Der Projektentwickler sollte die Pacht idealerweise für mindestens 30 Jahre sichern, um die wirtschaftliche Laufzeit der Anlage vollständig abzudecken. Entscheidend ist zudem eine dingliche Sicherung, in der Regel durch eine Eintragung im Grundbuch (z. B. beschränkte persönliche Dienstbarkeit), damit das Nutzungsrecht auch im Falle eines Eigentümerwechsels bestehen bleibt.


Die Pachtverträge sollten vor dem Erwerb finalisiert und notariell abgesichert sein, um ein rechtlich belastbares Fundament zu gewährleisten. Pachtzahlungen sind im laufenden Betrieb steuerlich abzugsfähige Betriebsausgaben und mindern die steuerliche Belastung. In der Wirtschaftlichkeitsberechnung sollten außerdem etwaige Indexierungsklauseln berücksichtigt werden, da diese über die Laufzeit zu steigenden Kosten führen können.

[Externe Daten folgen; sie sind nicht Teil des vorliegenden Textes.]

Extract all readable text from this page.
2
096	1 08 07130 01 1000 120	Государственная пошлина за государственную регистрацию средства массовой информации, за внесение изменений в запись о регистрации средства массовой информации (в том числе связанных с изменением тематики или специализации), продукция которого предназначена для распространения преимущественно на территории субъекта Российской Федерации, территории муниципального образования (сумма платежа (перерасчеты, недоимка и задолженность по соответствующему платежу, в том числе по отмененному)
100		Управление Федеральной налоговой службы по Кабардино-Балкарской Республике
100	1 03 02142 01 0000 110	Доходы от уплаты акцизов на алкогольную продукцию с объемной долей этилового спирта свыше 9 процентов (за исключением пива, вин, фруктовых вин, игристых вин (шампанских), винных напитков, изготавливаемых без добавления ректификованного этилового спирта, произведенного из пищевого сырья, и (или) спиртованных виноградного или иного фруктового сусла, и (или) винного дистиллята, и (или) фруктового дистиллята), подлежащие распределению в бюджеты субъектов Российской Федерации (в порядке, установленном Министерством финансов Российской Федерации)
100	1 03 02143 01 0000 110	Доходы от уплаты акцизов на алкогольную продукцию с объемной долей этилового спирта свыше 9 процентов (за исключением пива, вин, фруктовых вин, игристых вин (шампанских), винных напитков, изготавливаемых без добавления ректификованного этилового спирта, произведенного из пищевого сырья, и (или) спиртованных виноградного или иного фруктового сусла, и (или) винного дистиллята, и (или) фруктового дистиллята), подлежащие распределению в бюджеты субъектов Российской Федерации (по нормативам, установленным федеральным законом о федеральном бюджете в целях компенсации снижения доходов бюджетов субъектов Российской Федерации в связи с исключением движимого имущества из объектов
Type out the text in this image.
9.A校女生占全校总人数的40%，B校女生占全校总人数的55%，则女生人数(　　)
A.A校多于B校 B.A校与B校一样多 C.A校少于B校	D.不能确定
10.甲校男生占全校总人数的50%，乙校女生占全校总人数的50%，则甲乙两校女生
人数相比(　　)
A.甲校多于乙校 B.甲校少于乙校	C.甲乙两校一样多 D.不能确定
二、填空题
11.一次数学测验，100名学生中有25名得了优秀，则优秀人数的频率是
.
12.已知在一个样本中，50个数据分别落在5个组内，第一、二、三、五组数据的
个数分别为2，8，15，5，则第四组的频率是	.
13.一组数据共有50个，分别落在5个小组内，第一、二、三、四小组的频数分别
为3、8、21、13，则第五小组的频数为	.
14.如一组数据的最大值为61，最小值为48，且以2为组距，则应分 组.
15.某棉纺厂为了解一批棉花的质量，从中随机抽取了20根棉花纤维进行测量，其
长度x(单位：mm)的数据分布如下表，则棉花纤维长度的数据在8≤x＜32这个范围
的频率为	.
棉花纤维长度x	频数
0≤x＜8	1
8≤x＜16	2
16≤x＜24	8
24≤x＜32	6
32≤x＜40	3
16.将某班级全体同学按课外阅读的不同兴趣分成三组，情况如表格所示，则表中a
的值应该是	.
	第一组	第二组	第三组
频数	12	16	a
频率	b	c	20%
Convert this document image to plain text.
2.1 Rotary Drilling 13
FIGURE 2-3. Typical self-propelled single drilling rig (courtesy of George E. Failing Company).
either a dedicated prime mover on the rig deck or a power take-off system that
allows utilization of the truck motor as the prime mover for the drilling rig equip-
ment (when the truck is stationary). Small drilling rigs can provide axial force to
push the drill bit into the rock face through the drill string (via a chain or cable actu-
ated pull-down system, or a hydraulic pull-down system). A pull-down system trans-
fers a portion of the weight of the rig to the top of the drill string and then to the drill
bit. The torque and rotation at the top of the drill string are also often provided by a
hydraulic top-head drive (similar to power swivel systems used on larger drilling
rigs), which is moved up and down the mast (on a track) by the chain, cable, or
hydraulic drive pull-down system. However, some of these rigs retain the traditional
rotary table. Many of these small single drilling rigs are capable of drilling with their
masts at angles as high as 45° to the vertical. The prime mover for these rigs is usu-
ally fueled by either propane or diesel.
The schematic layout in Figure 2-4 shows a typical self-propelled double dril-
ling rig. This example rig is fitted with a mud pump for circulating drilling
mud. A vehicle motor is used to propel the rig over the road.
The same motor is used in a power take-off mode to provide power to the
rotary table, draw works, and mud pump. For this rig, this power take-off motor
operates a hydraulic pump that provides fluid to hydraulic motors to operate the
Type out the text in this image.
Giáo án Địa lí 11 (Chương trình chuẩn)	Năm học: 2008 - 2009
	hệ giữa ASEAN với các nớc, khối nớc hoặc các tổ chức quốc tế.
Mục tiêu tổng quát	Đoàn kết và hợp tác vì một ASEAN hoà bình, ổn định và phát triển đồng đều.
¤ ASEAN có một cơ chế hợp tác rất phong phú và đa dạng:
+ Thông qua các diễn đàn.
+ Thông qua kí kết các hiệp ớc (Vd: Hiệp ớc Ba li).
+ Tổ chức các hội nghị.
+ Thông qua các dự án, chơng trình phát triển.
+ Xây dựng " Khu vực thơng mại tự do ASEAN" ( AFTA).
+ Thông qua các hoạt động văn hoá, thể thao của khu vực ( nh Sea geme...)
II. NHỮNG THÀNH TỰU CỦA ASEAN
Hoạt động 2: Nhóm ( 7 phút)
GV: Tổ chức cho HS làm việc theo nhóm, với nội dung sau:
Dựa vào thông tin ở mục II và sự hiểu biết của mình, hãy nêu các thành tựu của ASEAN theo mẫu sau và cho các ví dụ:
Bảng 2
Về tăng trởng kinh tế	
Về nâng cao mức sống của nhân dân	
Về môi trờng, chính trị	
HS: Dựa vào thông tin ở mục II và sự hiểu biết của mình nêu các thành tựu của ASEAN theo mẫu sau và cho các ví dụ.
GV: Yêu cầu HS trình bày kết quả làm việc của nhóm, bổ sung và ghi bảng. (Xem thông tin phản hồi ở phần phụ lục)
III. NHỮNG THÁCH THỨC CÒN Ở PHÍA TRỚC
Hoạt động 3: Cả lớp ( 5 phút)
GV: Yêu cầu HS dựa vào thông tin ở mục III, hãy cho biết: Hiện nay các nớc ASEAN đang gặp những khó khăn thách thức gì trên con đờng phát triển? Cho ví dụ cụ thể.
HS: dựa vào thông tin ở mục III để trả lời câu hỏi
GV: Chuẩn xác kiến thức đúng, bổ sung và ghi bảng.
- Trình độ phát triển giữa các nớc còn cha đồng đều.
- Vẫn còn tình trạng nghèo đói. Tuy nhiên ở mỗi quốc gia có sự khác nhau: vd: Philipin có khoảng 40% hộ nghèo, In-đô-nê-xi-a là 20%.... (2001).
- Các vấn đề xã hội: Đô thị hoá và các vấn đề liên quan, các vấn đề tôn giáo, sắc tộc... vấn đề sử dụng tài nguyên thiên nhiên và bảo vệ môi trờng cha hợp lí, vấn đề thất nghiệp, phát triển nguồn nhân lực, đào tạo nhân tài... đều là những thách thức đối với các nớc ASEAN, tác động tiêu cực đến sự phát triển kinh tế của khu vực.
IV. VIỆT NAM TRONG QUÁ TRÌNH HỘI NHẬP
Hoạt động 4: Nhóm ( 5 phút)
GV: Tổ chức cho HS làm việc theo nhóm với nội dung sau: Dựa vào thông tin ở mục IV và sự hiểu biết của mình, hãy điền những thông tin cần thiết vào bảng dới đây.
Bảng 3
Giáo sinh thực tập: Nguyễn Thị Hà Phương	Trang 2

Kaufmännische Verwaltung und Asset Management


Ein Photovoltaik-Direktinvestment gilt rechtlich als Gewerbebetrieb. Im Rahmen der kaufmännischen Betriebsführung entstehen daher verschiedene organisatorische und administrative Aufgaben, die für einen reibungslosen Betrieb essenziell sind. Da viele Investoren beruflich stark eingebunden sind, werden zentrale Prozesse typischerweise durch einen spezialisierten kaufmännischen Betriebsführer strukturiert und koordiniert.


Zum Leistungsumfang gehört insbesondere die Finanzbuchhaltung & das Controlling, also Cash-Management, Budgetplanung, Wirtschaftlichkeitsrechnungen, Soll-Ist-Vergleiche sowie ein transparentes Reporting zur Anlagenperformance. Ebenso umfasst die kaufmännische Betriebsführung das Vertrags- und Risikomanagement, etwa die Verwaltung von Versicherungs-, Wartungs-, Pacht- und Energieabnahmeverträgen.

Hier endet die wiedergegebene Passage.